First published in Stage Whispers Magazine

Sweeney Todd – the Demon Barber of Fleet Street

Music, Lyrics by Stephen Sondheim. Book by Hugh Wheeler. Life Like Company. Directed by Theresa Borg. Darling Harbour Theatre, ICC, Sydney, 13-16 June, 2019 and Her Majesty’s Theatre, Melbourne, 20 – 23, June.

Reviewed : June 13, 2019

Photo : Ben Fon

Forty years ago Sweeney Todd scored eight Tony awards in New York and the Olivier award for Best New Musical in London. It’s been revived twice on Broadway, four times in London, been produced in other places around the world including productions by The State Opera of South Australia, MTC and Opera Australia. Other productions abound. What is it that makes this macabre musical so popular?
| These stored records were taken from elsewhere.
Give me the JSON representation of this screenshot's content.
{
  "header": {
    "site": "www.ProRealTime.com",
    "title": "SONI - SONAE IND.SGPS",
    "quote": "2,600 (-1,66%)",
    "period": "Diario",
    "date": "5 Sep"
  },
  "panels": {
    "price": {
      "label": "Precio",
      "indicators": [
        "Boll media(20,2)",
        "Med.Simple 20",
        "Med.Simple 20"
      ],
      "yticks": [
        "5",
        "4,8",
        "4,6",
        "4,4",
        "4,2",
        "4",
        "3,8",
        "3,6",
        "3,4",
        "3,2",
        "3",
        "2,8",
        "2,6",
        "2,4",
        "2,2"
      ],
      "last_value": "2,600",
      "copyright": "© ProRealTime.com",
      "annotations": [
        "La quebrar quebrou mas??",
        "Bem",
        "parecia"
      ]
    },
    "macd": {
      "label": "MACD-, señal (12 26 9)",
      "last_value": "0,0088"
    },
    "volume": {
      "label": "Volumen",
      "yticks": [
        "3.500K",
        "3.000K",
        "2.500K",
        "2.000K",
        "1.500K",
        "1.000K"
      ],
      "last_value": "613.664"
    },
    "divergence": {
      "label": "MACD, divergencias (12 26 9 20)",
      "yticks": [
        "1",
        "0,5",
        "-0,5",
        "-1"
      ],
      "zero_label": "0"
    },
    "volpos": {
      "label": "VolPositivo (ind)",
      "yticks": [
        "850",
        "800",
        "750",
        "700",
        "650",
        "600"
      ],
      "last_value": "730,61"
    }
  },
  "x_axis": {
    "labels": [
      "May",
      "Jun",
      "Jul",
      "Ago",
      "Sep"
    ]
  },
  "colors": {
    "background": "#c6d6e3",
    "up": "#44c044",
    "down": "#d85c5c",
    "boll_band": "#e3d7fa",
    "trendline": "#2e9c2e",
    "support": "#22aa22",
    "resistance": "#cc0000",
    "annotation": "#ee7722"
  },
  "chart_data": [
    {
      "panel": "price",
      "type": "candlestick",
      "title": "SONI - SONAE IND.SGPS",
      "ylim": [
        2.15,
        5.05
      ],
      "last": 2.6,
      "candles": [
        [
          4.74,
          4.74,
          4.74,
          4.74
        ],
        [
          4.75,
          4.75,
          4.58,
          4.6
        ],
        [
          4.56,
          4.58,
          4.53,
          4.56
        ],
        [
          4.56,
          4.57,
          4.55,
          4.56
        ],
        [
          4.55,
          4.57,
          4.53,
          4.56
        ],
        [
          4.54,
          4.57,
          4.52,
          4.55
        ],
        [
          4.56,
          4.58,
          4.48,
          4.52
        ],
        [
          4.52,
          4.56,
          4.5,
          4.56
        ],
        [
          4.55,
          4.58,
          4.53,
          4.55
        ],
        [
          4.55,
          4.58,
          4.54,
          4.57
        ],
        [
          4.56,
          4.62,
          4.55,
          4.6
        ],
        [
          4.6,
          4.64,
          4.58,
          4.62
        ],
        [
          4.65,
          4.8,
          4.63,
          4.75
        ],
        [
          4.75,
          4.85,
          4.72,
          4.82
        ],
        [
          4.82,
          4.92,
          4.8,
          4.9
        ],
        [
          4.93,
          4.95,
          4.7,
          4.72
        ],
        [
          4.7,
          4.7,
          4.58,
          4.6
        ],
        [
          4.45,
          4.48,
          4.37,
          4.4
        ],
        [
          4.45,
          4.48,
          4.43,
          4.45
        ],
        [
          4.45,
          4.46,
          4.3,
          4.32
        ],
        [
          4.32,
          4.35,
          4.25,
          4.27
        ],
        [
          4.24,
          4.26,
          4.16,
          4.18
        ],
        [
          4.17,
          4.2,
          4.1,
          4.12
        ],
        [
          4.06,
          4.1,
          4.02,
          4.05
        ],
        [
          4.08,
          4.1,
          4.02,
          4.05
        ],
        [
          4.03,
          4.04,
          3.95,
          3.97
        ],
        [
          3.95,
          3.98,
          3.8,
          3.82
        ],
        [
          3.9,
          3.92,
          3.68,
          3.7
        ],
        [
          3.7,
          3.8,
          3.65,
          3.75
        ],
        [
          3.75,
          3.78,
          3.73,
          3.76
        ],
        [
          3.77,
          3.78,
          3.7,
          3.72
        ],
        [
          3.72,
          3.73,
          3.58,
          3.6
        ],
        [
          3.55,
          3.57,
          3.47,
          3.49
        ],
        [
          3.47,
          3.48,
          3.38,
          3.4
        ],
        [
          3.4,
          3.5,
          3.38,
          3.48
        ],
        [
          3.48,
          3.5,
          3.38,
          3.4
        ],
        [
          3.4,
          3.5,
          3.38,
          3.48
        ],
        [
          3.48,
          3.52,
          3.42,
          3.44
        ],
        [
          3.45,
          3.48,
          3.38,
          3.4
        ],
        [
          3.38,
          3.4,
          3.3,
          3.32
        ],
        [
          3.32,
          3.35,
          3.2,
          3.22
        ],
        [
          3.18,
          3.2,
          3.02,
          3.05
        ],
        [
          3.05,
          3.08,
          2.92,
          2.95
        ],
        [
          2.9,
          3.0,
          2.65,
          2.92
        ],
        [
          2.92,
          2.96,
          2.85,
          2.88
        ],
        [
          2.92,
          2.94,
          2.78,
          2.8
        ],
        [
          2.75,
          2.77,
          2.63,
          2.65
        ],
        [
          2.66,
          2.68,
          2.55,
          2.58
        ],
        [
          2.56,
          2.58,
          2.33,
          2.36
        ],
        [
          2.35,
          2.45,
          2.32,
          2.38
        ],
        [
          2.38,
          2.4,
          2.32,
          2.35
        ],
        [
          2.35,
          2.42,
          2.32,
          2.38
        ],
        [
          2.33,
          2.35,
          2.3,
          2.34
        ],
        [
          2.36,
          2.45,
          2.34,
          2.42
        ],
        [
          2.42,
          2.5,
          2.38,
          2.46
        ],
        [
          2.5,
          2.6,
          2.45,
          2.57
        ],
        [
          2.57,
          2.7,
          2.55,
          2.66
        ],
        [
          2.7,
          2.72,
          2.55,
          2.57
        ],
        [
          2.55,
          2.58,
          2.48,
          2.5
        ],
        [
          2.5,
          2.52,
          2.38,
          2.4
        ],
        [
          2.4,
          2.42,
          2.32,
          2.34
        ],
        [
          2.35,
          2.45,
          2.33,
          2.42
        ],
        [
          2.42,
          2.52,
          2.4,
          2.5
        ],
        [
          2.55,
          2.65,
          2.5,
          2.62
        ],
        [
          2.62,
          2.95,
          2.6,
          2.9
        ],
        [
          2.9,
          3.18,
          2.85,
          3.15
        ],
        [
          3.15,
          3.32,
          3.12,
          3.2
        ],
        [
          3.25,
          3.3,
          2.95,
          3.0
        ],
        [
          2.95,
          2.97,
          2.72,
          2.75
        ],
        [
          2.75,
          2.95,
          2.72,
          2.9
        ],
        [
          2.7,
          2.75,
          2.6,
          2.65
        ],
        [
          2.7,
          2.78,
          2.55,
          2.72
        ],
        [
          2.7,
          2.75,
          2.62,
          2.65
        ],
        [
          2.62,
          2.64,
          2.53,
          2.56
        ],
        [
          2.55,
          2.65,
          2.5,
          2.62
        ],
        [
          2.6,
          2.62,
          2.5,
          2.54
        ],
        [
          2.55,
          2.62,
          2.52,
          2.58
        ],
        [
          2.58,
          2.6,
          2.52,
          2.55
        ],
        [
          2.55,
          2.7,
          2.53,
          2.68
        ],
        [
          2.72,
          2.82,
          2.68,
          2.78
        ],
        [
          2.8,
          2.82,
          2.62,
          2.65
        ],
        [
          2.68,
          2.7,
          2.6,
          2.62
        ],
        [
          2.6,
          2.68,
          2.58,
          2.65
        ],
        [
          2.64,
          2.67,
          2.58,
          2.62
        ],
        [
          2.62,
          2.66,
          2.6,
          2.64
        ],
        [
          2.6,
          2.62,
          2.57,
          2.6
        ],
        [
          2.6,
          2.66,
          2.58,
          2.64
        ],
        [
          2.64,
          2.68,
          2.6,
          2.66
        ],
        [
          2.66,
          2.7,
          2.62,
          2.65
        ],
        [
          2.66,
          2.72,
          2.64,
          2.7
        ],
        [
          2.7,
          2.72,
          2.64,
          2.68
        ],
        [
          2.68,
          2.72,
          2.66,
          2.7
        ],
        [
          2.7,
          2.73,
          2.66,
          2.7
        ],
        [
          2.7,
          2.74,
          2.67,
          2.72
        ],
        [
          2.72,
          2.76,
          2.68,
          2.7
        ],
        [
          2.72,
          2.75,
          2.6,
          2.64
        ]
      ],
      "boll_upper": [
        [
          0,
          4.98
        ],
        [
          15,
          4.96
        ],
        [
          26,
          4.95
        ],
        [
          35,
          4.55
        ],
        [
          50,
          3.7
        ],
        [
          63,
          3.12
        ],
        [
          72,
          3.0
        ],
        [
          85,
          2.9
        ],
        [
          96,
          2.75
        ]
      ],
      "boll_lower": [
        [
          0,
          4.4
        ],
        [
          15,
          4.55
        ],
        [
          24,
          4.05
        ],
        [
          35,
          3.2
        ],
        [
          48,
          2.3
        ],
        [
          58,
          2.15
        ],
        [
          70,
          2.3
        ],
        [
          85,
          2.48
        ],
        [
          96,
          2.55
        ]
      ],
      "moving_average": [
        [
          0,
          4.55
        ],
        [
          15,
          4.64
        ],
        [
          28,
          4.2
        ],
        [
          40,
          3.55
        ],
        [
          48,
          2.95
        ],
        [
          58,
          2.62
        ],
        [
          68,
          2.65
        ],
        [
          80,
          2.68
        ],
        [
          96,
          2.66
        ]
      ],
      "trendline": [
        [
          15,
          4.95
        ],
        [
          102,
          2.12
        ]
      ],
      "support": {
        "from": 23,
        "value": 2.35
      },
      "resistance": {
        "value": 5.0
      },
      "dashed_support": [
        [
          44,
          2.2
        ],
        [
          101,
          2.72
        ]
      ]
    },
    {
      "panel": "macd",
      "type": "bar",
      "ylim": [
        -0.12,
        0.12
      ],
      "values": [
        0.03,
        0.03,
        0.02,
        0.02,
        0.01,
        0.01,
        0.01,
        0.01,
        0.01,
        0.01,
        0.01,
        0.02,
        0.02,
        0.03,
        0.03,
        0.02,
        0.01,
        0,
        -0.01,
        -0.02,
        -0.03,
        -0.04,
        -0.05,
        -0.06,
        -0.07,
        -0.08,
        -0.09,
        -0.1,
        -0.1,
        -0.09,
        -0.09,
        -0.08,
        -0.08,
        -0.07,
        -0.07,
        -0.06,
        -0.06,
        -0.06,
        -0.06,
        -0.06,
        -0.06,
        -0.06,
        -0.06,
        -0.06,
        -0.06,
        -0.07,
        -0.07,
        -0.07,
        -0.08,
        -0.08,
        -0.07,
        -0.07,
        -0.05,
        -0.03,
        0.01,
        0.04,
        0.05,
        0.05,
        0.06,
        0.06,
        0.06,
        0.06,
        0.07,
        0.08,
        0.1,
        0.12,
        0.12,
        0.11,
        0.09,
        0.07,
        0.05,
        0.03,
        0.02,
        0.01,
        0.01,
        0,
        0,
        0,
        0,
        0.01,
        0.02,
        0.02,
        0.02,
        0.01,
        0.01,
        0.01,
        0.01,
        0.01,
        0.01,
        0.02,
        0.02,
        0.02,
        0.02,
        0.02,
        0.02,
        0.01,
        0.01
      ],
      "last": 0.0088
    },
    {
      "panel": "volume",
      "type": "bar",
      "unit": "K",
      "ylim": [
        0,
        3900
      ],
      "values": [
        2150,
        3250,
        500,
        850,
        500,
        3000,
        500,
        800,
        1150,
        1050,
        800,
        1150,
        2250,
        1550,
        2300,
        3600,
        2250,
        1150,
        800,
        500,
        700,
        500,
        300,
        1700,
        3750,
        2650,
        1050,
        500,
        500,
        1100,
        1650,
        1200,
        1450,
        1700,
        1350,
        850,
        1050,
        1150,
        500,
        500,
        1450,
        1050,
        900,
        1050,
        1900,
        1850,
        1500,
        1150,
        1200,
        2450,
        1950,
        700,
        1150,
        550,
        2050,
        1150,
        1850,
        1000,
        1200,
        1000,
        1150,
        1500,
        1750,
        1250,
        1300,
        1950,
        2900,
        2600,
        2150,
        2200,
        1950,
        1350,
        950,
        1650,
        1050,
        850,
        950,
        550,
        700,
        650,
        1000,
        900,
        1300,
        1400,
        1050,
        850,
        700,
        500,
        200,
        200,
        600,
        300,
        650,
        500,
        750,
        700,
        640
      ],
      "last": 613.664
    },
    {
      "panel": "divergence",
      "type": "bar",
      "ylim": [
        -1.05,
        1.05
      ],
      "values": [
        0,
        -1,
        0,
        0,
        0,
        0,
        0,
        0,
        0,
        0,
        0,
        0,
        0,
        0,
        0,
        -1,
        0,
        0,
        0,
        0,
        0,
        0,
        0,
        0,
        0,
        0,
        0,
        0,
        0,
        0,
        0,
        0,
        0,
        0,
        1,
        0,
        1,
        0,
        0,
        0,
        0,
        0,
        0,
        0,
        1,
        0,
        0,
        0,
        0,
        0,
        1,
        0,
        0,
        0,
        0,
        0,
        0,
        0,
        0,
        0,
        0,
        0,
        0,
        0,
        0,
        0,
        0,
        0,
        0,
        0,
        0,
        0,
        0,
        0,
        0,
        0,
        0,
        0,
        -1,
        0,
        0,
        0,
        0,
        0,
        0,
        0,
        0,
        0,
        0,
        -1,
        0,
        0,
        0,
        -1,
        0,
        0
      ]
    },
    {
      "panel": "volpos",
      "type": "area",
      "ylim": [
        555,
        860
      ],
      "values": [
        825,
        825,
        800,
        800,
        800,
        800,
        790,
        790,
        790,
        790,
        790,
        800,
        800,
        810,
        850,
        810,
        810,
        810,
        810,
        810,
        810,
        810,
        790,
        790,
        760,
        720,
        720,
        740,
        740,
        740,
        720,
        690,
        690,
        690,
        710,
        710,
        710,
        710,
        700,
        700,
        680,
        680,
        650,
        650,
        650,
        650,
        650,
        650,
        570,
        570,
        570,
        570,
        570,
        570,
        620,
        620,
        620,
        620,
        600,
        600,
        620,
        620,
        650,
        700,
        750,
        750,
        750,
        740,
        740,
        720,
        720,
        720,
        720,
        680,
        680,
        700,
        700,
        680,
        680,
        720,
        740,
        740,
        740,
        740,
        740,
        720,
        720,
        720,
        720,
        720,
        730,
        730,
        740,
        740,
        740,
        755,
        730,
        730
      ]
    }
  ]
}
Is it the grisly – or should that be gristly – story of a barber who slits the throats of his victims, minces them and serves them up in his landlady’s pie shop? Could be … after all the story’s been doing the rounds in Europe since the fourteenth century. More likely it’s the fact that Stephen Sondheim retold the gruesome tale with his inimitable rhythms and counter-rhythms – and lyrics that complement the counter-point of the score, some of them with cockney-style humour reminiscent of Gilbert and Sullivan.

In fact, Sweeney Todd is more opera than musical. The themes are certainly operatic – stolen love, revenge, murder – and only twenty percent of the words are spoken. Sondheim himself apparently called it a ‘black operetta’.

Photo : Ben Fon

This fortieth anniversary tribute, directed by Theresa Borg, accentuates the horror, the humour and the music. Though a ‘concert version’, the set, designed by Charlotte Lane, takes the action into the seedy atmosphere of 19th century London. The lower level of the set transforms from pie shop to street. The only props are a table and a flickering ‘furnace’. Stairs lead to Todd’s barber shop, where once again minimal props create the scene: a chair, a trunk and the door through which Todd’s victims disappear. The dark, earthy colours of the peeling walls emphasise the stark red of the deadly barber’s chair.

Musical director Vanessa Scammell conducts twenty-two accomplished musicians who are seated on a cunningly designed extension of the stage that winds through the orchestra to two exits. Thus, the actors and musicians are as closely connected as the lyrics and the music.

Costume designer, Kim Bishop, has used only black, white and multiple shades of grey to create the costumes. Under moody lighting (Tom Willis), the performers appear in a sombre haze of cloudy grey that heightens the ‘under-worldly’ theme of the set – their characters as clear and strong as their amplified voices.

Anthony Warlow is a formidable Sweeney Todd, his voice resonating with the anger and anguish of the barber’s pain – a hurt that Gina Riley offsets with Mrs Lovett’s spicy humour and sharp wit. Riley’s skilled comic timing sits well with the lyrics and the tempo of Lovett’s songs. These two accomplished actors add depth and dimension to the characters as they sing.

Debra Byrne hides in folds of fabric as the Beggar woman, crying for ‘alms’ one moment, vicariously offering herself the next. Byrne is obviously having fun with this role, finding the pathos and humour of Sondheim’s words and Borg’s direction.

Photo :Ben Fon

Tod Strike stepped in adeptly on opening night to replace Michael Falzon as Adolfo Pirelli, the barber who becomes Todd’s first victim. Daniel Sumegi brings his vast operatic experience to the role of Judge Turpin, with Anton Berezin as his partner-in-crime, Beadle Bamford. The ‘youngsters’ in the story – Jonathan Hickey as Tobias Ragg, Owen McCredie as Anthony Hope and Genevieve Kingsfored as Johanna – bring light and hope to the tale and the tone of the music. The chorus – some of whom also act as stage crew – move in song from passers-by, to pie shop customers, to ghostly apparitions.

The distance from the stage in this large venue may have disappointed some in the audience. For me it added to the gloom and grisliness of the story, and the acoustics highlighted the fact that this is indeed a ‘concert version’, where music and the voices are supposed to shine. Fortunately, Theresa Borg and her creative team also crafted the atmosphere and vibe that Sondheim and Hugh Wheeler incorporated into their ‘black operetta’.